Plaintiffs argue that the Freedom of Information Act ("FOIA") considers dissents as part of the material that must be released. See 5 U.S.C. § 552(a)(2)(A). They argue that the dissents are part of the "record" that must be reviewed by the court. Defendant argues that the dissent is protected by the deliberative process privilege. However, this privilege applies to pre-decisional agency documents, and the dissent in issue is not pre-decisional in nature, as it is adjunct to the PRRB's majority decision to deny the request for EJR. All materials not privileged are discoverable. Fed. R. Civ. P. 26(b)(1). Insofar as there are any remaining issues in these cases, we grant plaintiffs' motion to compel production.
The arguments regarding the legality of the policy not to release dissents revolve around whether the Board's EJR determination is judicially reviewable
As we do not decide whether a PRRB determination to deny EJR is reviewable as a final decision pursuant to 42 U.S.C. § 1395oo(f)(1), we likewise do not reach whether a policy to preclude publication of dissents by a member of the PRRB in an EJR determination is contrary to law. Accordingly, we deny plaintiffs' motion for summary judgment with respect to the PRRB's policy of non-disclosure of dissenting opinions.
In conclusion, we deny defendant's motion to dismiss and defendant's motion for summary judgment. We grant plaintiffs' motion for summary judgment except that we deny plaintiffs' motion for summary judgment with respect to PRRB's policy not to disclose dissenting opinions in EJR determinations. We hold that the Secretary's reaudit regulation, 42 C.F.R. § 413.86(e)(ii), is unlawful as it conflicts with the plain meaning of 42 U.S.C. § 1395ww(h)(2)(A) and is an impermissible retroactive rule.

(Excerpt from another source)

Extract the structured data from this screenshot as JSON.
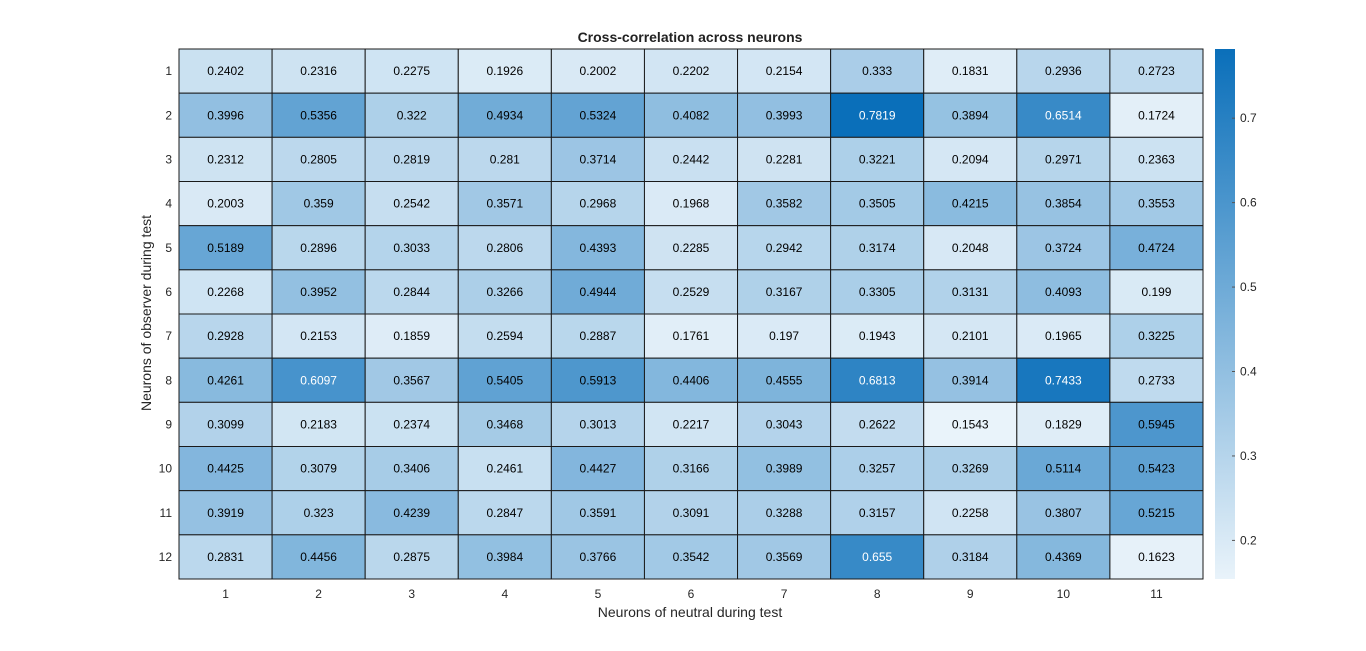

An Order in accordance with the foregoing is entered this day.
JOHN H. PRATT
United States District Judge
EDITOR'S NOTE: The following court-provided text does not appear at this cite in 799 F. Supp. 1210.
Date: 17 July 92
ORDER - July 17, 1992, Filed
In accordance with the Memorandum Opinion entered this day, it is by the court, this 17th day of July, 1992, hereby
ORDERED that Defendant's Motion to Dismiss is denied; and it is
ORDERED that Defendant's Motion for Summary Judgment is denied; and it is
ORDERED that Plaintiffs' Motion for Summary Judgment is granted, except that plaintiffs' Motion for Summary Judgment with respect to PRRB's policy not to disclose dissenting opinions is denied; and it is
ORDERED that Plaintiffs' Motion to Compel Production is granted; and it is
FURTHER ORDERED that the Secretary's reaudit regulation, 42 C.F.R. 413.86(e)(ii), is unlawful as it conflicts with the plain meaning of 42 U.S.C. § 1395ww(h)(2)(A) and is an impermissible retroactive rule.